We thank all authors for their contributions to this special issue. The high quality nature of the submissions made it possible to showcase a variety of work taking place at the intersection of machine learning and health, without any one modality, application, or method dominating. We would also like to thank the reviewers, for their thoughtful feedback and quick turnaround during the multiple rounds of reviewing.

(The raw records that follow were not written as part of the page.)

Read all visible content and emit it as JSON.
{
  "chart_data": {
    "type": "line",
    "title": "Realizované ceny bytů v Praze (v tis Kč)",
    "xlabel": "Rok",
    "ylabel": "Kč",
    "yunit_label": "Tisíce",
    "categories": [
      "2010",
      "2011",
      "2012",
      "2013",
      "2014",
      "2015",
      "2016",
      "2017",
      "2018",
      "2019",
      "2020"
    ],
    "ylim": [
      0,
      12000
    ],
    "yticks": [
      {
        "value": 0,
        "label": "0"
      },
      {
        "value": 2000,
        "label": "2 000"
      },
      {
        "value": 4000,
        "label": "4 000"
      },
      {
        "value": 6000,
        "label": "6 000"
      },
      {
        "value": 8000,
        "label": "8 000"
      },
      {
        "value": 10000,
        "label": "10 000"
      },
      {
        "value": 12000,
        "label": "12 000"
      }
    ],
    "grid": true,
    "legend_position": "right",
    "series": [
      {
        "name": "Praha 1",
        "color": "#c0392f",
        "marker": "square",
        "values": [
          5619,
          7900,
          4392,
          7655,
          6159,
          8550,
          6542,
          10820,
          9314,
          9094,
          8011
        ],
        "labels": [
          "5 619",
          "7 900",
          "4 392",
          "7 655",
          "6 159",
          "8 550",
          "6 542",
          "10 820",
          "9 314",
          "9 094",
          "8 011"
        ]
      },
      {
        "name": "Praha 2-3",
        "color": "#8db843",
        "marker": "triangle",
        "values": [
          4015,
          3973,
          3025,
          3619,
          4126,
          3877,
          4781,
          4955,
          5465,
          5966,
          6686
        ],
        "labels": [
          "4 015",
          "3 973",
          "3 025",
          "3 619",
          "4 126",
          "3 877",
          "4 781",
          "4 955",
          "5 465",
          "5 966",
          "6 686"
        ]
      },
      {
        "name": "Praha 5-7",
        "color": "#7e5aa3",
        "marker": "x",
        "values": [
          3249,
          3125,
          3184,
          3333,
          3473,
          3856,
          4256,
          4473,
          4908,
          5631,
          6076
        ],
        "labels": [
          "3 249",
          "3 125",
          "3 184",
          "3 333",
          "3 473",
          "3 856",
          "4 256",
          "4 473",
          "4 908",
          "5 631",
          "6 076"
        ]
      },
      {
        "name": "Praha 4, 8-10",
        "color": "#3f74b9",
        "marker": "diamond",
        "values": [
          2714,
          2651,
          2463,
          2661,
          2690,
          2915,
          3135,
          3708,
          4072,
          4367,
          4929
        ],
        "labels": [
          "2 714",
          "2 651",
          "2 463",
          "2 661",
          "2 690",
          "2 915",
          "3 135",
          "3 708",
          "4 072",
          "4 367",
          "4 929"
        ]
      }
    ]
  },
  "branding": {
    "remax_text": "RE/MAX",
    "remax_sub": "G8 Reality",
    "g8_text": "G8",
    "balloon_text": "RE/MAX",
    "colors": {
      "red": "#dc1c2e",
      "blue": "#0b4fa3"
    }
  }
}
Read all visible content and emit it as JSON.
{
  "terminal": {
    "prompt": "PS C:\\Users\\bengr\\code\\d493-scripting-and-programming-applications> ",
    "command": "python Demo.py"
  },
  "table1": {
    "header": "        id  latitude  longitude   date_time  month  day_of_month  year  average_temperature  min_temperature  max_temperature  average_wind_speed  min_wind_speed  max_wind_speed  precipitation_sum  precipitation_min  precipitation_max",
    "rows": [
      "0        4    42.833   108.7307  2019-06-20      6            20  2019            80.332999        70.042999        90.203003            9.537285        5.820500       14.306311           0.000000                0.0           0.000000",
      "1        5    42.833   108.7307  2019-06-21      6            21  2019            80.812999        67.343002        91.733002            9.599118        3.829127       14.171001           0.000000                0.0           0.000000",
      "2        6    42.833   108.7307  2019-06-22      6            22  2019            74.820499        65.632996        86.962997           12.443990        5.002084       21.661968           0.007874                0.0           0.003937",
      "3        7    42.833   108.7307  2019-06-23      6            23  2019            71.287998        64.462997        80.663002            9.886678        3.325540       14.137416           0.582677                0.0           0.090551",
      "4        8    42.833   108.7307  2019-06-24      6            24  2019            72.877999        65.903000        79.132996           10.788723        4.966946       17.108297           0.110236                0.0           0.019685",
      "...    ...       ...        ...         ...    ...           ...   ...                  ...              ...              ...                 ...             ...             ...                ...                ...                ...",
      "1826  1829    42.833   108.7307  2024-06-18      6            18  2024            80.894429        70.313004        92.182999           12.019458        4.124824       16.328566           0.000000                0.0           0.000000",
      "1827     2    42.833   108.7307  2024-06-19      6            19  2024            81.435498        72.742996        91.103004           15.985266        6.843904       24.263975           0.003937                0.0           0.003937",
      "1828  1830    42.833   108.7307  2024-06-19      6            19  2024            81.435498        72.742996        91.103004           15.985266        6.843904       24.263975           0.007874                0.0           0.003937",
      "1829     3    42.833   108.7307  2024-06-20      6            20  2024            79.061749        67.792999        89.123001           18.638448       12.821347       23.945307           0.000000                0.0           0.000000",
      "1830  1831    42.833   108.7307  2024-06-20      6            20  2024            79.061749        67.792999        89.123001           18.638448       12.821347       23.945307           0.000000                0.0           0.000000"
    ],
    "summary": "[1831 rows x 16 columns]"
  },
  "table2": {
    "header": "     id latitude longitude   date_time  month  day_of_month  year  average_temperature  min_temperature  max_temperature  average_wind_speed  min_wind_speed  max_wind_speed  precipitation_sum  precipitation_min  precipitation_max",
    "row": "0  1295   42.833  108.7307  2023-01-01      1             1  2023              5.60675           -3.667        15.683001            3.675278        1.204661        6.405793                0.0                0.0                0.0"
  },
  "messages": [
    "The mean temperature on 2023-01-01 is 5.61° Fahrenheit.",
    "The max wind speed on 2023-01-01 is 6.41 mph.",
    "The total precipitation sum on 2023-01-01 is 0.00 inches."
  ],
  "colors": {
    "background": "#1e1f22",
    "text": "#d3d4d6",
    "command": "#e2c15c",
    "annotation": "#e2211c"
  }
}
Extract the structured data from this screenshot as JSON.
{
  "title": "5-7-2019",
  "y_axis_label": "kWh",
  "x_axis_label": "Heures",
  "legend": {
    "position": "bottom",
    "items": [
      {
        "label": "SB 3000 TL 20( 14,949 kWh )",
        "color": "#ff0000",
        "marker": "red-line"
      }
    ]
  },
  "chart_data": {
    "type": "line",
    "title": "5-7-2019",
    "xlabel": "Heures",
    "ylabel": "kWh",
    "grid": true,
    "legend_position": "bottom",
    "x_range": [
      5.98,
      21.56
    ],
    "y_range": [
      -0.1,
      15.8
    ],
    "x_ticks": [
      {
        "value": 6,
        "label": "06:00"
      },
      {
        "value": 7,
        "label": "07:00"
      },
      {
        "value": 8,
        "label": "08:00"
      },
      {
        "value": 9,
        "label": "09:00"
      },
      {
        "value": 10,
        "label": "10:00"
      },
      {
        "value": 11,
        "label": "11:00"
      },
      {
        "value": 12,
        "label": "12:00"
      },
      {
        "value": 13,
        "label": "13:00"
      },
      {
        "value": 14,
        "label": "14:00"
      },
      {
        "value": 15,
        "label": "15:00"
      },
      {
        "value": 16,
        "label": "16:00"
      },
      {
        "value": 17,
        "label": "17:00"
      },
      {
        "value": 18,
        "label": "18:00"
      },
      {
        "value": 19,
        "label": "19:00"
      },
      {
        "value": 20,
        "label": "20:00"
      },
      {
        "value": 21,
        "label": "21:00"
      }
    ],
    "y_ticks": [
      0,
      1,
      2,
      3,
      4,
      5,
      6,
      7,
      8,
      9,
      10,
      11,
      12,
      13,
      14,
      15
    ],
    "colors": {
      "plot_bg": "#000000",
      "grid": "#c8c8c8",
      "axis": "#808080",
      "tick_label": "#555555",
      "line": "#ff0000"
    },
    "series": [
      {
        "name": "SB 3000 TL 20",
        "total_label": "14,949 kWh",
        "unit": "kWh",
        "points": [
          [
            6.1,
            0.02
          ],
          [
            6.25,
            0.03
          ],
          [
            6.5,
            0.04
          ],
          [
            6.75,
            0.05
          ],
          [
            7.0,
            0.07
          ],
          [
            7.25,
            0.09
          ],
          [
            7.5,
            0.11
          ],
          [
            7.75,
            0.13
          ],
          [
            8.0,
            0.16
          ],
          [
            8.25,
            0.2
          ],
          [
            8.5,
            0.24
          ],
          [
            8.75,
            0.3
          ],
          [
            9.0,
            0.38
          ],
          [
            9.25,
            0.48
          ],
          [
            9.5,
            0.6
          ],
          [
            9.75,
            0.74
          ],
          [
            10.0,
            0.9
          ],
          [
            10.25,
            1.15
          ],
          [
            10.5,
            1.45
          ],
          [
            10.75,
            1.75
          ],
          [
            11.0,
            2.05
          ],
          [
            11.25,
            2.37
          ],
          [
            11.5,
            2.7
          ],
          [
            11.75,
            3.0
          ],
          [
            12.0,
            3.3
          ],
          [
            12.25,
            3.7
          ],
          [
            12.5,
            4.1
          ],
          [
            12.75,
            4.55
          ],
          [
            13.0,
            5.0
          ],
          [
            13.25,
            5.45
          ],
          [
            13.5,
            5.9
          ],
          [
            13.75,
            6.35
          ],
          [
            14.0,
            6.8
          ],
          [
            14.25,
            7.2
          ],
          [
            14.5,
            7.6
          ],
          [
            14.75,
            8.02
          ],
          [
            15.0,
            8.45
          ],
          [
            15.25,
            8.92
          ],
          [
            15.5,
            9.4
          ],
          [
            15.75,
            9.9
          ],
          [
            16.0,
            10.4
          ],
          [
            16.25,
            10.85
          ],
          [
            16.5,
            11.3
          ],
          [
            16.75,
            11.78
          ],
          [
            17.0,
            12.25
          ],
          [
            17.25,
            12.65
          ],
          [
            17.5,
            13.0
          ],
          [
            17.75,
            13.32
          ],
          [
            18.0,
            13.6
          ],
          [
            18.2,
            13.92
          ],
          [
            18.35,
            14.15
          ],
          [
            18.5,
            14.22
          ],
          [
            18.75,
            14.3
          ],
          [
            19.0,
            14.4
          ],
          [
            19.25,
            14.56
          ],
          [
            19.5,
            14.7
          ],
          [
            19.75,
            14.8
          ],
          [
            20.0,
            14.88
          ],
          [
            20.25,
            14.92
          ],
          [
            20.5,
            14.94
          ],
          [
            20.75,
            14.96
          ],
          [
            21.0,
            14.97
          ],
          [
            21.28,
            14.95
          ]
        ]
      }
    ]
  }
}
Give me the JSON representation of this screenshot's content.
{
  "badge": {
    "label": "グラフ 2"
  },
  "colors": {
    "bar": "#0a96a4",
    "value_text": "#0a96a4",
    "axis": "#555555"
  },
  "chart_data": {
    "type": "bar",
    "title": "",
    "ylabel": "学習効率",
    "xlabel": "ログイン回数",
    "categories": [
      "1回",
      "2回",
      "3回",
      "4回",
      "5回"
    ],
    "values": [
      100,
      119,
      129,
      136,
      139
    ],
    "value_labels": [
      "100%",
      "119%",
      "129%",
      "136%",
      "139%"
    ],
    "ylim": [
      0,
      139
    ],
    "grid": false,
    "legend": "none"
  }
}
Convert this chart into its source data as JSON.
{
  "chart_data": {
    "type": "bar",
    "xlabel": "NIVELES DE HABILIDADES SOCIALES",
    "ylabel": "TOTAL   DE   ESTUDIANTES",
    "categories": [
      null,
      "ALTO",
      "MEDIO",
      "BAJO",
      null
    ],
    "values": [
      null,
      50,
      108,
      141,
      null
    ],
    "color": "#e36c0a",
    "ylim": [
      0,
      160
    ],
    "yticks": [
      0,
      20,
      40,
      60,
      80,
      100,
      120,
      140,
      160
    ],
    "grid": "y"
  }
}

Finally, we thank Dragos Margineantu and the rest of the team at the Machine Learning Journal for the opportunity to oversee this special issue, and for the help we received throughout the process.

Our goal for this issue is to increase the visibility of this interdisciplinary field, while showcasing the breadth of machine learning research challenges that present in healthcare. We hope that the work presented here will inspire more machine learning researchers to join us in this uniquely challenging field. We believe the potential societal impact of this work will only continue to grow.